Auch die SPD versteht es, Klartext zu reden. Der Bürgermeister hat nicht immer Recht - sagt Hans Schneider. Ein Kommentar von Dr. Hans-Udo Schneider
Schonungslose Offenheit - „Schweiß – Blut – Tränen“ ?
Mein erster Eindruck: Gut so! – was bleibt dem Bürgermeister auch anders übrig, als ungeschminkt die Tatsachen auf den Tisch zu legen. Die Stadt Dorsten steht nackt da. In dieser Situation auch nur den Anschein zu erwecken, als gäbe es noch ein paar schöne Kleider, wäre nichts als Lug und Trug. So weit so richtig.
Aber die Analyse bleibt unvollständig. Sie ist zu sehr von Egozentrik und Selbstdarstellung geprägt.
Motto: Keine Beschönigung mehr – ich allein kläre brutalst möglich auf.
Zwei Fakten zur unvollständigen Analyse:
1. Im Kommunalwahlkampf haben CDU und der Bürgermeister den fatalen Eindruck erweckt, als sei die Dorstener Welt völlig in Ordnung, „wir haben alles im Griff“. Alle vom Bürgermeister jetzt aufgeführten Problemfelder gab es aber schon damals. Sie gab es in vergleichbarer Schärfe und Dramatik. Also: wer auf klären will, der muss auch die eigenen Fehlentscheidungen – und davon gibt es viele - beim Namen nennen. Viel Zeit ist verloren gegangen.
2. Die CDU – FDP Regierung im Land hat die Nothaushaltskommunen über Jahre allein gelassen. Sie hat überhaupt kein Interesse gezeigt, strukturell daran etwas zu ändern. Das ist keine billige Parteipolemik, sondern nachweisbar. Erst die jetzige Landesregierung zeigt den Mut, hier anzupacken. Dass die Maßnahmen unzureichend sind, wissen wir alle. Aber es ist ein Anfang.
Welches Ziel verfolgt der Bürgermeister?
Sagt er tatsächlich, wo es lang gehen soll? Sagt er beispielsweise, ich werde jetzt die letzte Karte ziehen, die mir noch bleibt, und mich ohne Vorbehalte und Einschränkungen für Bürgerbeteiligung einsetzen?
Sagt er, ich werde mich dafür einsetzen, dass zu nächst einmal die Politik in Dorsten erklärt, welche Ziele sie selbst in der Schulentwicklungsplanung verfolgt? Und was für sie, die Stadt, gute Schule bedeutet? Nein, das alles sagt er nicht.
Er macht das, was viele andere auch tun. Wir hören das Lied von der großen Schuldenlast, die wir den nachkommenden Generationen aufladen.
Aber auch bei diesem Lied dürfen wir nicht bei der ersten Strophe stehen bleiben, wir müssen auch den zweiten und dritten Vers singen.

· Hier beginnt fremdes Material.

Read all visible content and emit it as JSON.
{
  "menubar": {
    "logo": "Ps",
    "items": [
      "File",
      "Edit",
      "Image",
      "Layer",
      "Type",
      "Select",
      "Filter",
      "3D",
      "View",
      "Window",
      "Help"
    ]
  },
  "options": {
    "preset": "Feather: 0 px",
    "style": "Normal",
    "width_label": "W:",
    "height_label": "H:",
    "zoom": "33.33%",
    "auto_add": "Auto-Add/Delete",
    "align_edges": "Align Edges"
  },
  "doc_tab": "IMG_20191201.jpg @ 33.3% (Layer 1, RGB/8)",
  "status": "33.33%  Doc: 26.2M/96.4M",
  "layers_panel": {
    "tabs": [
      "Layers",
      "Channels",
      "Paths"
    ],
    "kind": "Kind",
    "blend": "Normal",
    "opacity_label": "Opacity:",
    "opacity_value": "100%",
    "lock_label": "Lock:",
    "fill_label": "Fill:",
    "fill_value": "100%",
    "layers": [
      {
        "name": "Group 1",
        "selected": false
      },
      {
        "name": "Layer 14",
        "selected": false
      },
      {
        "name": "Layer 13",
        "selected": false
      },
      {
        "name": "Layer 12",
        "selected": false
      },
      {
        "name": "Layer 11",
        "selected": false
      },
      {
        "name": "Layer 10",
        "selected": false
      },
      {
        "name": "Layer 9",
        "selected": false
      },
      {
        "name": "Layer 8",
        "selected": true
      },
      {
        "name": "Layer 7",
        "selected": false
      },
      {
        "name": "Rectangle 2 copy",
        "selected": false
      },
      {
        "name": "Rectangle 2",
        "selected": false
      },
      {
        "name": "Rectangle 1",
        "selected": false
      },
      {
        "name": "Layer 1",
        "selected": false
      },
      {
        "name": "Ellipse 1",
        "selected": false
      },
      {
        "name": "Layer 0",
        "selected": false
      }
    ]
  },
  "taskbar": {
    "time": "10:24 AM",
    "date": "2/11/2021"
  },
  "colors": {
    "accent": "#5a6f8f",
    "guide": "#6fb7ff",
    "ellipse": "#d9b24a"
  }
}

Wer den Menschen von der Schuldenlast erzählt, ohne von der zunehmenden Spaltung der Gesellschaft zu sprechen, von sinkenden Arbeitnehmereinkommen, von den mehr als zehn tausend Menschen, die sich in Dorsten mit ungesicherten Arbeitsverhältnissen bei Niedrigstlöhnen herumschlagen müssen, wer das alles nicht sagt, der klärt nicht auf. Wer zudem verschweigt, dass für eine kleine Schicht der Bevölkerung der Reichtum immer stärker zunimmt, ohne dass die Politik die Kraft hat, gegenzusteuern, der sagt noch nicht einmal die halbe Wahrheit.
Will der Bürgermeister tatsächlich die Menschen in der Stadt darauf vorbereiten, dass Spielplätze, Turnhallen, Sportplätze, Schwimmbäder, Büchereien und vieles andere mehr geschlossen werden?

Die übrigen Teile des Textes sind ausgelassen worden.